Mark Ojakian, president of the Connecticut State Colleges and Universities system, will stick with a plan to merge community colleges, but at a slower pace. (Photo: AP/file)

Connecticut community colleges would not merge for another five years under a plan being presented to the state’s Board of Regents for Higher Education on Thursday.

System President Mark Ojakian is not abandoning his proposal to create one accredited community college with 12 campuses — among them, Norwalk, Housatonic in Bridgeport, Gateway in New Haven and Naugatuck Valley — but said he is recommending the Students First timeline be extended to 2023.

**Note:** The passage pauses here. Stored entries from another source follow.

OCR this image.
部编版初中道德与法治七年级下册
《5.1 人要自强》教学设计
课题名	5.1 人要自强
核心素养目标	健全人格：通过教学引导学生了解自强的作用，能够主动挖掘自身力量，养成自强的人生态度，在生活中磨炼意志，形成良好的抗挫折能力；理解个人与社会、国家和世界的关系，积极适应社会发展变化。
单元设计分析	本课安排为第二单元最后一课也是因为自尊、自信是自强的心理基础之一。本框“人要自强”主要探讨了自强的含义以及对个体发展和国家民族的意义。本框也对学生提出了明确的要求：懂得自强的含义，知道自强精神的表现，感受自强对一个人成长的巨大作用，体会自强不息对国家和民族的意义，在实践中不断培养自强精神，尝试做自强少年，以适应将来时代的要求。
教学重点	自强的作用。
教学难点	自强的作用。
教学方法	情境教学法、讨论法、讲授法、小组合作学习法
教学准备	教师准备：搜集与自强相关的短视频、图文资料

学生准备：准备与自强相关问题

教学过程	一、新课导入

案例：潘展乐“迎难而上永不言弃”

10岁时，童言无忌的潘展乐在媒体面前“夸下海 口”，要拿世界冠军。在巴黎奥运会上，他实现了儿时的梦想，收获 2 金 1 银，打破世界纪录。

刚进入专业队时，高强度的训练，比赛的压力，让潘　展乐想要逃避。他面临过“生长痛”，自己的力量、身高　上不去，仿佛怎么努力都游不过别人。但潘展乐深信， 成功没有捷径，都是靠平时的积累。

“Our goal remains the same, to create a dynamic community college focused on helping students attain their individual educational goals, and responds to community and state needs,” Ojakian said. “We also recognize that more time is needed to get the foundation in place for a change as large as this.”

Providing a more gradually paced planning and transition process may satisfy the accrediting body that called the initial plan “unrealistic” but would also save less, Ojakian said.

The consolidation was supposed to save $23 million. Now it is $17 million.

Push back from faculty

The Board of Regents is set to meet Thursday to discuss revisions to the plan that has been loudly panned by a number of system faculty.

Last month, the Norwalk Community College Senate voted unanimously to ask the board to drop its consolidation plan.

The faculty senate at New Britain’s Central Connecticut State University, meanwhile voted to ask for Ojakian’s resignation and the abolition of the Board of Regents.

Immediate faculty reaction to the new plan was not available.

An entirely new college

The consolidation plan was designed to cut costs and reduce duplication of services but also help students seamlessly take courses at any of the campuses. It was to cut 200 jobs.

The New England Association of Schools and Colleges (NEASC), however, told the state that they were not proposing a “substantial change” but an entirely new college.

Ojakian said he has since met with NEASC staff and the National Center for Higher Education Management Systems which assisted in reviewing the original proposal.

The new plan would regionalize the community colleges and creating a new leadership structure by hiring three new regional presidents by spring 2019. Colleges would keep chief executive officer, chief financial officer and chief academic officer positions.

Curriculum alignment would also continue. Resources would be shared across campuses to reduce redundancies, while the system invests more in positions to raise additional income and attract more students.